Forum Moderators: open

Message Too Old, No Replies

Converting from ISO-8859-1 to UTF-8

How to directly enter HTML entity reference characters?

         

directrix

11:23 am on Mar 12, 2008 (gmt 0)

10+ Year Member



I'm in the process of converting my website from ISO-8859-1 to UTF-8. I've read encyclo's excellent reference post [webmasterworld.com]. I see the ability to enter various characters directly (rather than using HTML entity references) as a big plus, but I'm puzzled as to how to actually enter them. I'm using UltraEdit on a Windows machine. How would I enter, for instance, a non-breaking space ( ) and a minus sign (−)?

[edited by: tedster at 5:05 am (utc) on Mar. 15, 2008]
[edit reason] turn off graphic smiles [/edit]

davidpbrown

12:25 pm on Mar 12, 2008 (gmt 0)

10+ Year Member



As I understand it ISO-8859-1 is a direct subset of UTF-8, in a similar way that ASCII is within ISO-8859-1. That is you create the character in the same way, just save the file as UTF-8.

The only complication I've encountered is the Byte Order Mark BOM which some editors will add, that then spoils output for the web. Check the editor you use saves without BOM and you shouldn't have a problem.

encyclo

4:54 pm on Mar 12, 2008 (gmt 0)

WebmasterWorld Senior Member 10+ Year Member



As I understand it ISO-8859-1 is a direct subset of UTF-8

Unfortunately, that's not the case - US-ASCII is a subset of UTF-8, but non-ASCII characters in ISO-8859-1 are encoded differently than in UTF-8.

I can't give specific instructions in terms of composing special characters in UltraEdit, as I don't use either that editor or indeed Windows at all. However, you should check out the table of characters available in the Accessories / System Tools directory off the Windows Start button. There's always going to be difficulties entering characters which are not represented on your keyboard.

davidpbrown

5:04 pm on Mar 12, 2008 (gmt 0)

10+ Year Member



or might [save-as UTF-8] do the translation without corruption of those characters?

penders

1:04 am on Mar 15, 2008 (gmt 0)

WebmasterWorld Senior Member 10+ Year Member Top Contributors Of The Month



How would I enter, for instance, a non-breaking space ( ) and a minus sign (−)?

As encyclo suggests, check out Windows "Character Map". The   (numeric character reference  ) can be typed on a Windows machine by hitting Alt+0160 (as indicated in Windows 'Character Map'). However, the − (numeric character reference −) does not seem to have a direct keyboard shortcut? You can copy and paste it from the Character Map. If you need to type it a lot then perhaps save it as a macro (if your editor supports it)?

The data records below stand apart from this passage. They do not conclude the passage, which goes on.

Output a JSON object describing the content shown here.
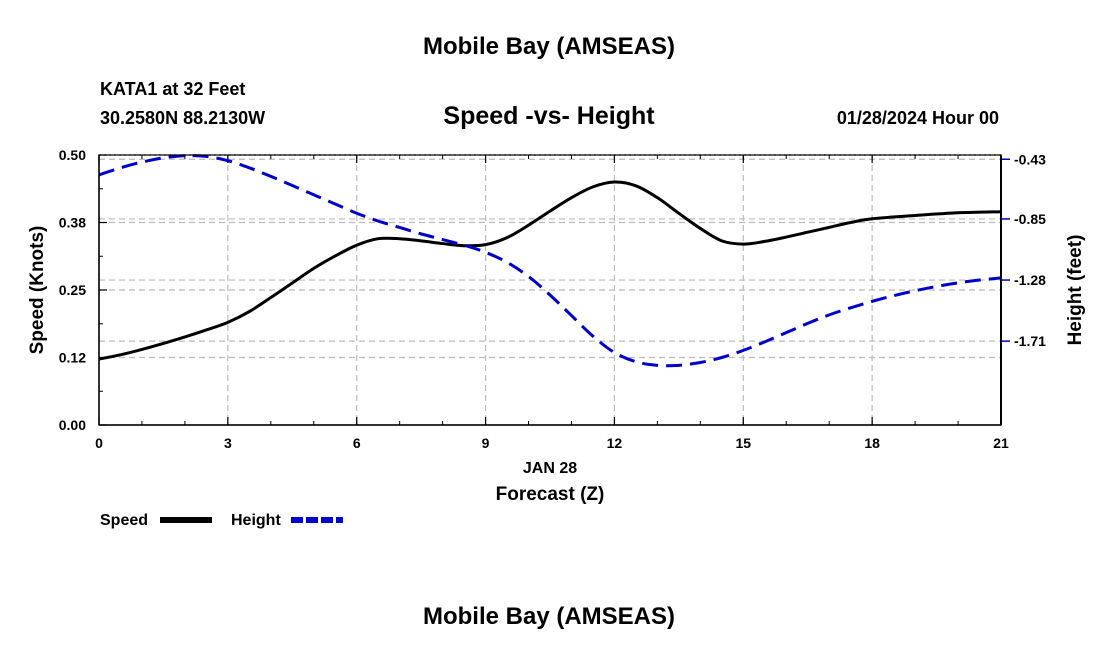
{
  "header": {
    "title": "Mobile Bay (AMSEAS)",
    "station": "KATA1 at 32 Feet",
    "coordinates": "30.2580N  88.2130W",
    "datetime": "01/28/2024 Hour 00"
  },
  "footer": {
    "title": "Mobile Bay (AMSEAS)"
  },
  "chart_data": {
    "type": "line",
    "title": "Speed -vs- Height",
    "xlabel": "Forecast (Z)",
    "date_label": "JAN 28",
    "xlim": [
      0,
      21
    ],
    "x_ticks": [
      0,
      3,
      6,
      9,
      12,
      15,
      18,
      21
    ],
    "x_tick_labels": [
      "0",
      "3",
      "6",
      "9",
      "12",
      "15",
      "18",
      "21"
    ],
    "left_axis": {
      "label": "Speed (Knots)",
      "ylim": [
        0,
        0.5
      ],
      "ticks": [
        0.0,
        0.125,
        0.25,
        0.375,
        0.5
      ],
      "tick_labels": [
        "0.00",
        "0.12",
        "0.25",
        "0.38",
        "0.50"
      ]
    },
    "right_axis": {
      "label": "Height (feet)",
      "ylim": [
        -2.3,
        -0.4
      ],
      "ticks": [
        -0.43,
        -0.85,
        -1.28,
        -1.71
      ],
      "tick_labels": [
        "-0.43",
        "-0.85",
        "-1.28",
        "-1.71"
      ]
    },
    "grid": true,
    "legend_position": "bottom-left",
    "series": [
      {
        "name": "Speed",
        "axis": "left",
        "color": "#000000",
        "style": "solid",
        "x": [
          0,
          0.5,
          1,
          1.5,
          2,
          2.5,
          3,
          3.5,
          4,
          4.5,
          5,
          5.5,
          6,
          6.5,
          7,
          7.5,
          8,
          8.5,
          9,
          9.5,
          10,
          10.5,
          11,
          11.5,
          12,
          12.5,
          13,
          13.5,
          14,
          14.5,
          15,
          15.5,
          16,
          16.5,
          17,
          17.5,
          18,
          19,
          20,
          21
        ],
        "values": [
          0.122,
          0.13,
          0.14,
          0.151,
          0.163,
          0.176,
          0.19,
          0.21,
          0.236,
          0.263,
          0.29,
          0.313,
          0.333,
          0.345,
          0.345,
          0.341,
          0.336,
          0.332,
          0.334,
          0.347,
          0.37,
          0.396,
          0.421,
          0.441,
          0.45,
          0.443,
          0.421,
          0.392,
          0.364,
          0.341,
          0.335,
          0.34,
          0.348,
          0.357,
          0.366,
          0.375,
          0.382,
          0.388,
          0.393,
          0.395
        ]
      },
      {
        "name": "Height",
        "axis": "right",
        "color": "#0000cc",
        "style": "dashed",
        "x": [
          0,
          0.5,
          1,
          1.5,
          2,
          2.5,
          3,
          3.5,
          4,
          4.5,
          5,
          5.5,
          6,
          6.5,
          7,
          7.5,
          8,
          8.5,
          9,
          9.5,
          10,
          10.5,
          11,
          11.5,
          12,
          12.5,
          13,
          13.5,
          14,
          14.5,
          15,
          15.5,
          16,
          16.5,
          17,
          17.5,
          18,
          18.5,
          19,
          19.5,
          20,
          20.5,
          21
        ],
        "values": [
          -0.54,
          -0.49,
          -0.45,
          -0.42,
          -0.405,
          -0.41,
          -0.44,
          -0.49,
          -0.55,
          -0.615,
          -0.68,
          -0.745,
          -0.81,
          -0.865,
          -0.91,
          -0.955,
          -0.995,
          -1.035,
          -1.085,
          -1.155,
          -1.255,
          -1.385,
          -1.53,
          -1.675,
          -1.79,
          -1.855,
          -1.88,
          -1.88,
          -1.86,
          -1.825,
          -1.775,
          -1.715,
          -1.65,
          -1.585,
          -1.525,
          -1.475,
          -1.43,
          -1.39,
          -1.355,
          -1.325,
          -1.3,
          -1.28,
          -1.265
        ]
      }
    ],
    "legend": [
      {
        "label": "Speed",
        "color": "#000000",
        "style": "solid"
      },
      {
        "label": "Height",
        "color": "#0000cc",
        "style": "dashed"
      }
    ]
  }
}
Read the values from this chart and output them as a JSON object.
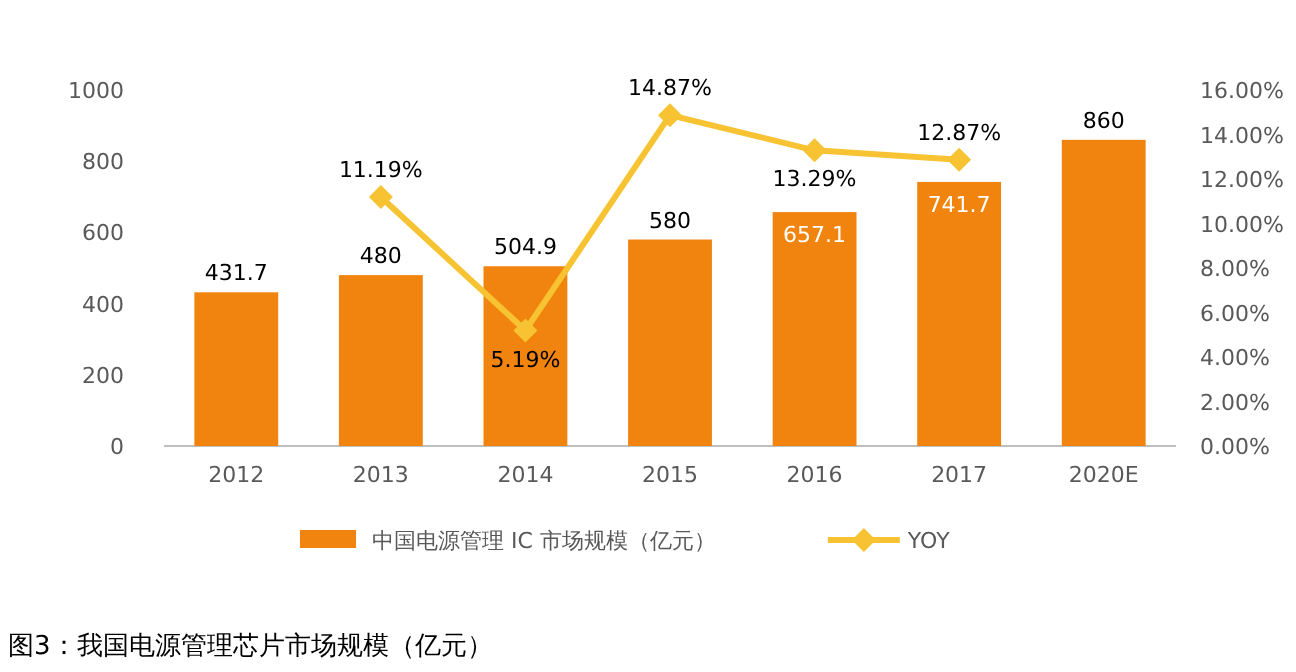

[edited by: tedster at 5:04 am (utc) on Mar. 15, 2008]
[edit reason] turn off graphic smiles [/edit]

directrix

6:11 pm on Mar 15, 2008 (gmt 0)

10+ Year Member



Thanks, everyone. I've managed to enter characters in UltraEdit directly (e.g. Alt+0160 for the non-breaking space) and using copy and paste. UltraEdit seems to have pretty good support for UTF-8 and Unicode.

I wonder what proportion of visitors will see what I intend when using the true characters in UTF-8 versus HTML entities in ISO-8859-1? Is it likely to be more? Or less? What factors affect whether the visitor will see what I intend? Operating system? Font? Browser?